Ballast resistor Ohm value

[1952m37lw]

I am trying to figure out the working voltage and ohm reading for an external ballast resistor and coil setup. I have a power wagon distributor running on 24 volt and need a external ballast. Does anyone know what ohm rating the ballast should be on a 24volt system? Thanks

[NAM VET]

I have no idea how to do this, as he whole Electron thing is a mystery to me. But hopefully someone will be along to suggest what is necessary. Good Luck, Hal

[1952m37lw]

I did the math and it takes about 6 ohms of total resistance to get around 21-22 volts. The coil had about 5.2 ohms so I put a 1 ohm resistor and idles about 21.5 volts. Hope this info helps someone else out.

[vit16]

thanks for the info!!.
can you add a pictureans the resistor wattage?
Ronnie

[1952m37lw]

Wattage is above my knowledge all I did was use ohms law then guess and check with resistors I already had.

[PoW]

You need to find out whatever coil you are using needs.

Most coils over 12 Volts use a resistor that is calculated by the actual coil specifications for voltage and current (amps).

Without that data there you can't derive a 'fixed' resistor value.

PoW

[just me]

You need to know the voltage the coil wants to see to determine the resistance.
E/I=R
Then you need to know the current to determine wattage of the resistor.
E*I=P (watts)

So, if it draws 3 amps at 24 volts and you want the voltage at 18 volts you would need a 6 ohm resistor in series.
Now, you can determine the wattage the resistor needs to dissipate. (approximately 75 watts) I would use a 6 ohm 150W resistor in that case.

You need to make some measurements to get the value you need. Then the value of the capacitor in the distributor needs to be determined. This is black arts. Somewhere I have a chart to determine this.

[PoW]

Isn't that what I just said?

PoW

[vit16]

thanks guys

[John Mc]

You need to know the voltage the coil wants to see to determine the resistance.
E/I=R
Then you need to know the current to determine wattage of the resistor.
E*I=P (watts)

So, if it draws 3 amps at 24 volts and you want the voltage at 18 volts you would need a 6 ohm resistor in series.
Now, you can determine the wattage the resistor needs to dissipate. (approximately 75 watts) I would use a 6 ohm 150W resistor in that case.

You need to make some measurements to get the value you need. Then the value of the capacitor in the distributor needs to be determined. This is black arts. Somewhere I have a chart to determine this.

You may be missing something there. If the coil is drawing 3 amps at 24 volts without the extra resistor in there, the coil's primary resistance is 8 ohms: E/I = R gives 24/3 = 8.

The voltage drop across a resistor in series is proportional to that resistor's proportion of the total resistance of the circuit. If you want to drop from 24 volts to 18 volts, that's a drop of 6 volts.
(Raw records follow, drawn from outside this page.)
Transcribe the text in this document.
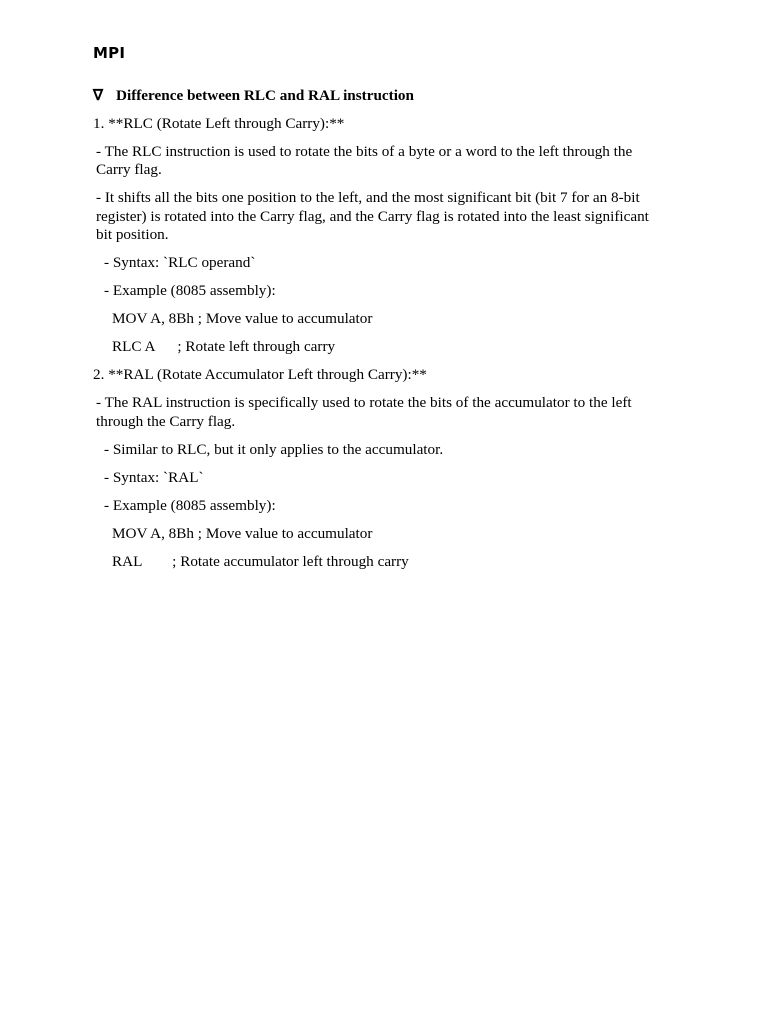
MPI
∇ Difference between RLC and RAL instruction

1. **RLC (Rotate Left through Carry):**

- The RLC instruction is used to rotate the bits of a byte or a word to the left through the Carry flag.

- It shifts all the bits one position to the left, and the most significant bit (bit 7 for an 8-bit register) is rotated into the Carry flag, and the Carry flag is rotated into the least significant bit position.

- Syntax: `RLC operand`

- Example (8085 assembly):

MOV A, 8Bh ; Move value to accumulator

RLC A      ; Rotate left through carry

2. **RAL (Rotate Accumulator Left through Carry):**

- The RAL instruction is specifically used to rotate the bits of the accumulator to the left through the Carry flag.

- Similar to RLC, but it only applies to the accumulator.

- Syntax: `RAL`

- Example (8085 assembly):

MOV A, 8Bh ; Move value to accumulator

RAL        ; Rotate accumulator left through carry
The total drop across the entire circuit is 24V. 6/24 = 0.25 (or 1/4 of the total). So if R is the desired resistance for the added resistor and 8 ohms is the primary resistance of the coil, you need to solve R/(8 + R) = 0.25. If you solve for R, you get R= 2.67 Ohms. (Also note that if you were getting a 3 amp draw before you insert the extra resistor, you will no longer be getting 3 amps once the resistor is installed.)

Of course, these are just example numbers. A running engine is probably closer to 28+ volts (at least with a modern alternator. I'm not sure what the original generator was set for). Resting voltage of two good, fully charged 12 volt flooded lead acid batteries in series should be close to 26V (though that really only applies when first starting the truck.) I'm guessing the 3 amp load mentioned was just an example. You could try to measure the actual current draw of the coil, but my guess is that would be problematic, since the draw is intermittent when the engine is running. It might be easier to measure the resistance of the primary of the coil directly with an ohmmeter. Note that the NOS coils have a significantly different primary resistance than the aftermarket coils, so if you actually do need a voltage dropping resistor, the value needed will change if you change from one type of coil to another.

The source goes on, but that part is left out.